Elgin Street’s Perfect Books creating room to breathe with property expansion

By Denis Armstrong

Jim Sherman's been wishing his store Perfect Books was in a bigger space since the day he bought the Elgin Street shop in 2009.

As the exclusive bookseller for the Ottawa Writers' Festival, Perfect Books had been increasingly profitable for years. The challenge wasn't finding customers, it was finding the space to accommodate them.

“It was hard to shop in here before, very tight,” Sherman admits. “At Christmas time, you couldn't move.”

Currently, he has 7,000 titles shoehorned into a 1,000 square foot shoe box. Last March, he acquired the vacant jewelry store next door and is combining the two to create a larger 1,600 square feet space that will be easier, more comfortable space to shop in when it opens next week.

While the need for more floor space has been apparent for years, it became even more of a necessity in March 2020 when the pandemic triggered a huge demand for books. Like many retailers, Sherman closed Perfect Books the weekend city council and the public health office shut the city down.

Two days later, the store's email box was swamped with 112 orders; four times what would normally be sold in a day.

Apparently, boredom is even more infectious than COVID. People were bored and suddenly had the time to read.

Overnight, Sherman and his store manager Michael Varty updated the store's website with purchasing technology and started processing orders online, using the store as a mini-warehouse for curbside pickup.
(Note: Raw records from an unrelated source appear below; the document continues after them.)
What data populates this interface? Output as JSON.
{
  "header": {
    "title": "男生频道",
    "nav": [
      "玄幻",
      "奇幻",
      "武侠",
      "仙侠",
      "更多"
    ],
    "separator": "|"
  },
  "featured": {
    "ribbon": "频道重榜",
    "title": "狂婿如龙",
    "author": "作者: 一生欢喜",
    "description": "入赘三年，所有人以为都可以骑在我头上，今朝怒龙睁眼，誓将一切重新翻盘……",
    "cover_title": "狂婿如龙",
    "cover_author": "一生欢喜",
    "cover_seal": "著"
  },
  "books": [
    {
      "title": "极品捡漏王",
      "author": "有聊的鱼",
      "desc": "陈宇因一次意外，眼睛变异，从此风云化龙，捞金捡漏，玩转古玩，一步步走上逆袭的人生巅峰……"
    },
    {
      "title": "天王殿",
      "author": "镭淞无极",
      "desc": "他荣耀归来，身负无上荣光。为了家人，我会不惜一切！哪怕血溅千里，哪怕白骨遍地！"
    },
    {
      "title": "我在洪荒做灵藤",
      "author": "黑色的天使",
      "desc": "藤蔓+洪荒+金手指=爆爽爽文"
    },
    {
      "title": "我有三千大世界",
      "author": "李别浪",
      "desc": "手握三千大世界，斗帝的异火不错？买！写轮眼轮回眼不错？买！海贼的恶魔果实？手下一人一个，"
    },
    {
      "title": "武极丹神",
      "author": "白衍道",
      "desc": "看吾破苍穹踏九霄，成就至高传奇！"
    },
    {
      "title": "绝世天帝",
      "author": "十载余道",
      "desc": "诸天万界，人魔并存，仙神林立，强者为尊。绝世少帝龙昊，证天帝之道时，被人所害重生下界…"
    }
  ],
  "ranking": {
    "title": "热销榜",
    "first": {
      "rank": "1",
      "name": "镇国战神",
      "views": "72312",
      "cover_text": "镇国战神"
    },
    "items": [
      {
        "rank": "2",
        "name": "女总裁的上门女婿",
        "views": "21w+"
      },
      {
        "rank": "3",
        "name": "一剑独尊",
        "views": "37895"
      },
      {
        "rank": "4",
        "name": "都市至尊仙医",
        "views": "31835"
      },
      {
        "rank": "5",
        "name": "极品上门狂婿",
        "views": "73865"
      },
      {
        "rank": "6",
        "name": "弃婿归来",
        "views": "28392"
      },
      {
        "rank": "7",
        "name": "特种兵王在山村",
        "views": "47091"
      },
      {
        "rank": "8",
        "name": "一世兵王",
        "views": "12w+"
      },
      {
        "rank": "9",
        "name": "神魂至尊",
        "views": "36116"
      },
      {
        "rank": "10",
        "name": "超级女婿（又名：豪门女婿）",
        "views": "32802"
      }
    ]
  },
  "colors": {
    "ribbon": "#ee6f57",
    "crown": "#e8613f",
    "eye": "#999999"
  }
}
“At the beginning of the pandemic, a lady called and asked 'How many books has Louise Penny written?' 'Seventeen,' I answered. She said 'Good, I'll take them all.' I delivered them to her personally with a gift.”

His manager Michael Varty is a big reason why the store's done so well. The former manager of the much-beloved video store Elgin Street Video, Varty has, in his boss's opinion, “a great eye for titles people, serious readers are looking for; fiction, politics and philosophy you won't find anywhere else.”

“A customer will hear something in the news or on social media and think 'I should learn more about that,' and down the rabbit hole they go. They order three books at a time,” explains Sherman.

Trump, Black Lives Matter and Indigenous titles are among the most asked-for subjects.

“Customers were ordering four, five, eight books at a time,” Sherman says. “Sales here have been growing for years but since COVID, our business jumped about 50 per cent.”

“Readers come here because they know we probably already have the books they just read about in the New York Time Books Reviews last weekend because we're readers too.”

Sherman bought the store originally as a retirement project after his long teaching career.

“It was a stupid thing to do,” he admits with a wry laugh. “E-books were coming out, and it was going to be the end of books. I didn't care, I needed something to do. Then the Writers' Festival came on board giving us great exposure to the reading audience, people who are passionate about books. We've been growing steadily ever since.”

“It's not the money, it's the idea of building something that excites me,” he explains. “We're building a community of interesting people here.”